Adopt a "start simple" approach for AI development. Master prompting first. If that fails, use Retrieval Augmented Generation (RAG). Fine-tuning should be the last resort due to its complexity in deployment, serving, and keeping up with rapidly evolving base models.
While consumer AI tolerates some inaccuracy, enterprise systems like customer service chatbots require near-perfect reliability. Teams get frustrated because out-of-the-box RAG templates don't meet this high bar. Achieving business-acceptable accuracy requires deep, iterative engineering, not just a vanilla implementation.
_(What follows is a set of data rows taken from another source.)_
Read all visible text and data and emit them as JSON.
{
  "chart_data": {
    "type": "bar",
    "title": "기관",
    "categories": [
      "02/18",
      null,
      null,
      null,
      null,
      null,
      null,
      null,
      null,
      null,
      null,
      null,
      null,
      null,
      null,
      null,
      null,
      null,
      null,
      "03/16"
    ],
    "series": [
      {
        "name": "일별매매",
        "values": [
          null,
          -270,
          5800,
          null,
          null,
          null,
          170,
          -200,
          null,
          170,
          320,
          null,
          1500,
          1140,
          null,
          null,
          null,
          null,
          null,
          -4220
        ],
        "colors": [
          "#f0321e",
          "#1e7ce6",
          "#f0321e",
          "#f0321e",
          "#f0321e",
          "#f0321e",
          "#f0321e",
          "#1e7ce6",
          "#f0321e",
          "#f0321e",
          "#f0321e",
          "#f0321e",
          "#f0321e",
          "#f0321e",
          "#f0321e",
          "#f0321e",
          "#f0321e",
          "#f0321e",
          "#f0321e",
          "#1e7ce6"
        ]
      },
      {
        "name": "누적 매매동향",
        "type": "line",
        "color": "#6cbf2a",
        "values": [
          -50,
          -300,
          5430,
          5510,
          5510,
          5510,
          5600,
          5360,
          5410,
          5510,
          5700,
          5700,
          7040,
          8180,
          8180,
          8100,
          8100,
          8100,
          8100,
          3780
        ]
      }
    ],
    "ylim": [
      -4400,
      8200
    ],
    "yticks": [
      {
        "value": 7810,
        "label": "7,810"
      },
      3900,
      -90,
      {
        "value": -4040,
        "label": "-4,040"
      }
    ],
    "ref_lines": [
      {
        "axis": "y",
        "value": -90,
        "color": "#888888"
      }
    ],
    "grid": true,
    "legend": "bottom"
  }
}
Providing too much raw information can confuse an AI and degrade its output. Before prompting with a large volume of text, use the AI itself to perform 'context compression.' Have it summarize the data into key facts and insights, creating a smaller, more potent context for your actual task.
Before considering expensive model fine-tuning, implement Retrieval-Augmented Generation (RAG). RAG dynamically retrieves information from a knowledge base to augment the prompt, solving most domain-specific problems efficiently. The recommended hierarchy is: Prompt Optimization -> Context Engineering -> RAG -> Fine-tuning.
Standard Retrieval-Augmented Generation (RAG) systems often fail because they treat complex documents as pure text, missing crucial context within charts, tables, and layouts. The solution is to use vision language models for embedding and re-ranking, making visual and structural elements directly retrievable and improving accuracy.
While prompt engineering is the interface, context engineering is the "magic" for production systems. It involves strategically managing what information (session history, knowledge base) fits into the model's limited context window. This art directly impacts both cost and performance.
Splitting documents by a fixed token count is a common and costly error in RAG pipelines. According to a cited study, switching to an adaptive, meaning-based chunking strategy (e.g., by paragraph) can increase fully accurate answers from 13% to 50%.
Retrieval Augmented Generation (RAG) uses vector search to find relevant documents based on a user's query. This factual context is then fed to a Large Language Model (LLM), forcing it to generate responses based on provided data, which significantly reduces the risk of "hallucinations."
Teams often agonize over which vector database to use for their Retrieval-Augmented Generation (RAG) system. However, the most significant performance gains come from superior data preparation, such as optimizing chunking strategies, adding contextual metadata, and rewriting documents into a Q&A format.
LLMs in production don't often crash spectacularly. Instead, they introduce subtle, probabilistic errors—like incorrect enum values or missing fields—that are hard to debug because they lack clear error patterns, unlike deterministic code failures.